Matrix multiplications dominate training compute, so accelerators with strong tensor performance are the workhorses. NVIDIA GPUs have led the market for nearly a decade. The A100 (Ampere, 2020) was the most-used training chip from 2020 to 2022; the H100 (Hopper, 2022) introduced FP8 tensor cores and the Transformer Engine, delivering roughly four times the training throughput of the A100 on large language models. The B200 (Blackwell, 2024) extended this further.
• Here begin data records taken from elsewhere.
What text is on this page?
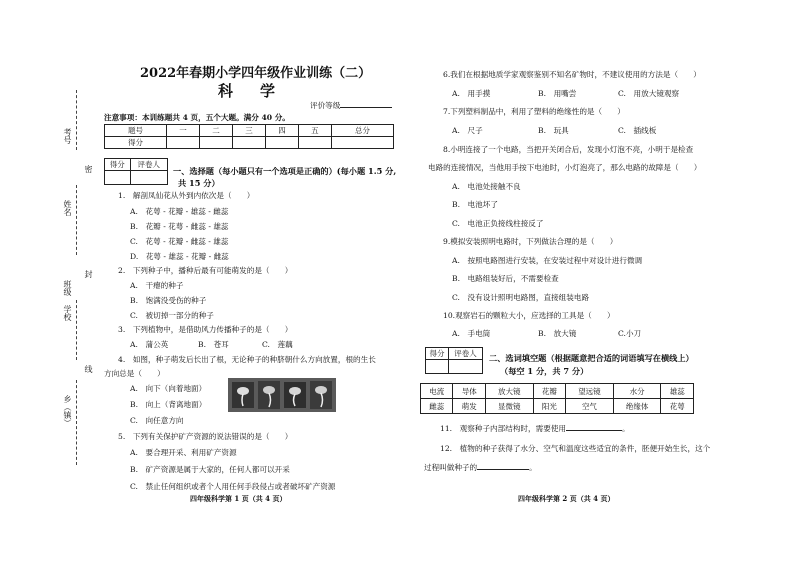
考号
密
姓名
封
班级
学校
线
乡（镇）
2022年春期小学四年级作业训练（二）
科　学
评价等级
注意事项：本训练题共 4 页，五个大题。满分 40 分。
题号	一	二	三	四	五	总分
得分						
得分	评卷人

一、选择题（每小题只有一个选项是正确的）(每小题 1.5 分,
共 15 分）
1.　解剖凤仙花从外到内依次是（　　）
A.　花萼 - 花瓣 - 雄蕊 - 雌蕊
B.　花瓣 - 花萼 - 雌蕊 - 雄蕊
C.　花萼 - 花瓣 - 雌蕊 - 雄蕊
D.　花萼 - 雄蕊 - 花瓣 - 雌蕊
2.　下列种子中，播种后最有可能萌发的是（　　）
A.　干瘪的种子
B.　饱满没受伤的种子
C.　被切掉一部分的种子
3.　下列植物中，是借助风力传播种子的是（　　）
A.　蒲公英	B.　苍耳	C.　莲藕
4.　如图，种子萌发后长出了根，无论种子的种脐朝什么方向放置，根的生长
方向总是（　　）
A.　向下（向着地面）
B.　向上（背离地面）
C.　向任意方向
5.　下列有关保护矿产资源的说法错误的是（　　）
A.　要合理开采、利用矿产资源
B.　矿产资源是属于大家的，任何人都可以开采
C.　禁止任何组织或者个人用任何手段侵占或者破坏矿产资源
四年级科学第 1 页（共 4 页）
6.我们在根据地质学家观察鉴别不知名矿物时，不建议使用的方法是（　　）
A.　用手摸	B.　用嘴尝	C.　用放大镜观察
7.下列塑料制品中，利用了塑料的绝缘性的是（　　）
A.　尺子	B.　玩具	C.　插线板
8.小明连接了一个电路，当把开关闭合后，发现小灯泡不亮，小明于是检查
电路的连接情况，当他用手按下电池时，小灯泡亮了，那么电路的故障是（　　）
A.　电池处接触不良
B.　电池坏了
C.　电池正负接线柱接反了
9.模拟安装照明电路时，下列做法合理的是（　　）
A.　按照电路图进行安装，在安装过程中对设计进行微调
B.　电路组装好后，不需要检查
C.　没有设计照明电路图，直接组装电路
10.观察岩石的颗粒大小，应选择的工具是（　　）
A.　手电筒	B.　放大镜	C.小刀
得分	评卷人
	二、选词填空题（根据题意把合适的词语填写在横线上）
（每空 1 分，共 7 分）
电流	导体	放大镜	花瓣	望远镜	水分	雄蕊
雌蕊	萌发	显微镜	阳光	空气	绝缘体	花萼
11.　观察种子内部结构时，需要使用	。
12.　植物的种子获得了水分、空气和温度这些适宜的条件，胚便开始生长，这个
过程叫做种子的	。
四年级科学第 2 页（共 4 页）
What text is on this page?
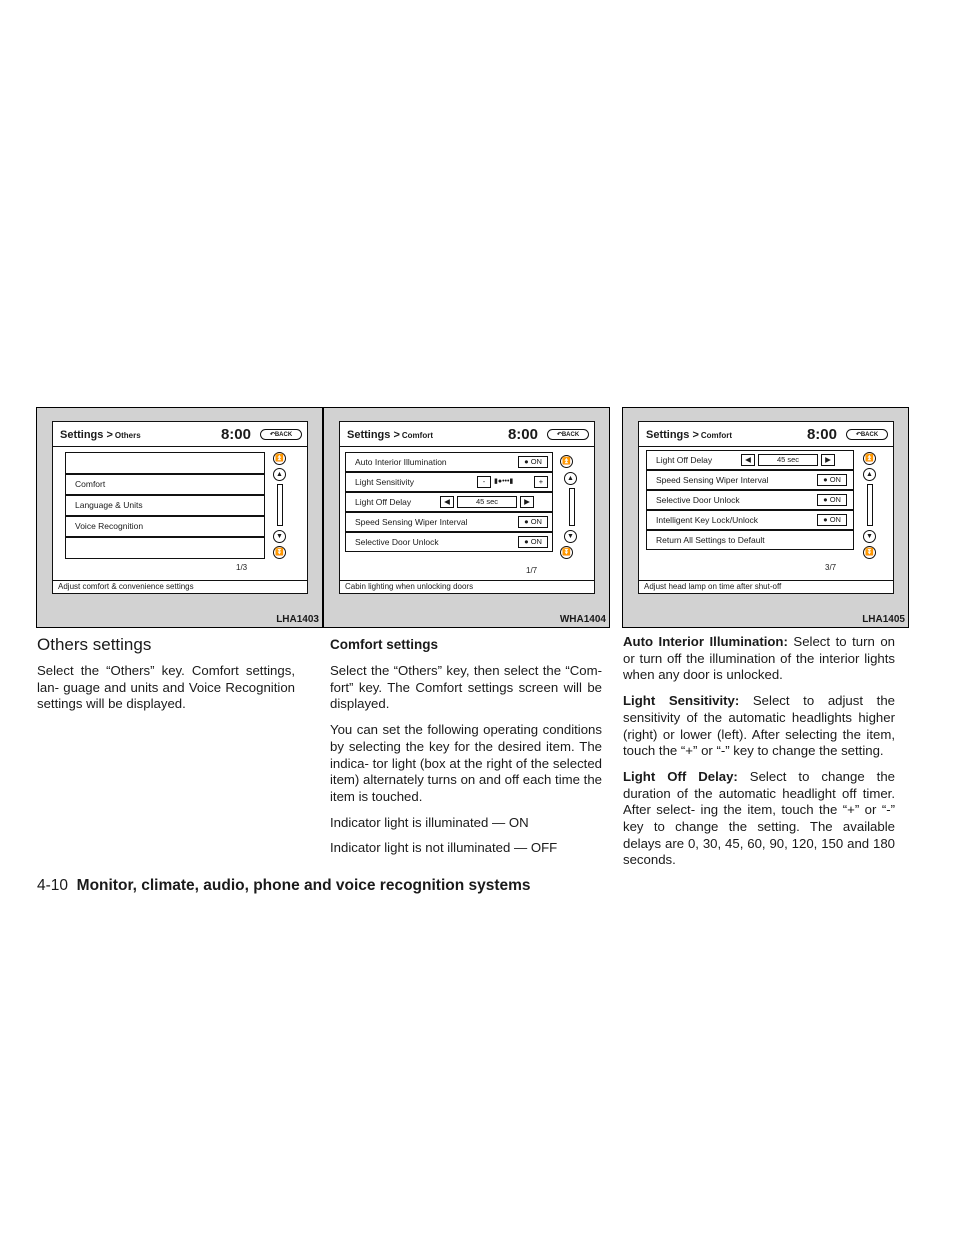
Settings > Others	8:00	↶BACK
Comfort
Language & Units
Voice Recognition
⏫
▲
▼
⏬
1/3
Adjust comfort & convenience settings
LHA1403
Settings > Comfort	8:00	↶BACK
Auto Interior Illumination	● ON
Light Sensitivity	-	▮●•••▮	+
Light Off Delay	◀	45 sec	▶
Speed Sensing Wiper Interval	● ON
Selective Door Unlock	● ON
⏫
▲
▼
⏬
1/7
Cabin lighting when unlocking doors
WHA1404
Settings > Comfort	8:00	↶BACK
Light Off Delay	◀	45 sec	▶
Speed Sensing Wiper Interval	● ON
Selective Door Unlock	● ON
Intelligent Key Lock/Unlock	● ON
Return All Settings to Default
⏫
▲
▼
⏬
3/7
Adjust head lamp on time after shut-off
LHA1405
Others settings

Select the “Others” key. Comfort settings, lan- guage and units and Voice Recognition settings will be displayed.

Comfort settings

Select the “Others” key, then select the “Com- fort” key. The Comfort settings screen will be displayed.

You can set the following operating conditions by selecting the key for the desired item. The indica- tor light (box at the right of the selected item) alternately turns on and off each time the item is touched.

Indicator light is illuminated — ON

Indicator light is not illuminated — OFF

Auto Interior Illumination: Select to turn on or turn off the illumination of the interior lights when any door is unlocked.

Light Sensitivity: Select to adjust the sensitivity of the automatic headlights higher (right) or lower (left). After selecting the item, touch the “+” or “-” key to change the setting.

Light Off Delay: Select to change the duration of the automatic headlight off timer. After select- ing the item, touch the “+” or “-” key to change the setting. The available delays are 0, 30, 45, 60, 90, 120, 150 and 180 seconds.

4-10 Monitor, climate, audio, phone and voice recognition systems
According to Epoch AI, the A100 has been the single most popular chip for training notable ML models.
Google's Tensor Processing Units (TPUs) are an alternative used heavily inside Google and via Google Cloud. TPU v4, v5e, and v5p pods scale to thousands of chips connected by a custom interconnect, and they trained Google's Gemini models. AWS Trainium and various startup accelerators round out the landscape, though NVIDIA still trains the majority of frontier systems.
The goal of training is to generalize to new data, not just fit the training data. A model that memorizes the training set but fails on held-out examples has overfit. The opposite failure, underfitting, happens when the model is too simple or undertrained to capture the underlying pattern.
Practitioners detect overfitting by holding out a validation set and tracking validation loss alongside training loss. When validation loss stops improving while training loss keeps falling, the model is overfitting. Tools such as early stopping, dropout, weight decay (L2 regularization), data augmentation, and ensemble methods help close the gap. K-fold cross-validation rotates the held-out set across the data for a more reliable estimate.
Full retraining of a pretrained model is expensive and often unnecessary. Fine-tuning reuses pretrained weights and continues training on a smaller dataset for a specific task.
Parameter-efficient fine-tuning (PEFT) methods update only a small fraction of the model's parameters. The most popular technique is LoRA (Low-Rank Adaptation), introduced by Microsoft researchers in 2021. LoRA freezes the original weights and learns small low-rank update matrices added back at inference time. Trainable parameter counts drop by orders of magnitude (often under 1% of the full model) with little loss in task performance. QLoRA combines LoRA with 4-bit quantization to fine-tune very large models on a single consumer GPU.
Imagine teaching a robot to tell cats apart from dogs. You show the robot a picture and ask, "Cat or dog?" The robot guesses. If it gets it wrong, you say, "Nope," and it tweaks the little dials in its brain. Show it enough pictures, and the dials end up in just the right positions so the robot guesses correctly almost every time, even on cats and dogs it has never seen. The pictures and answers are the training data, the dials are the parameters, the "nope" signal is the loss function, and the rule for how much to turn the dials is the optimizer.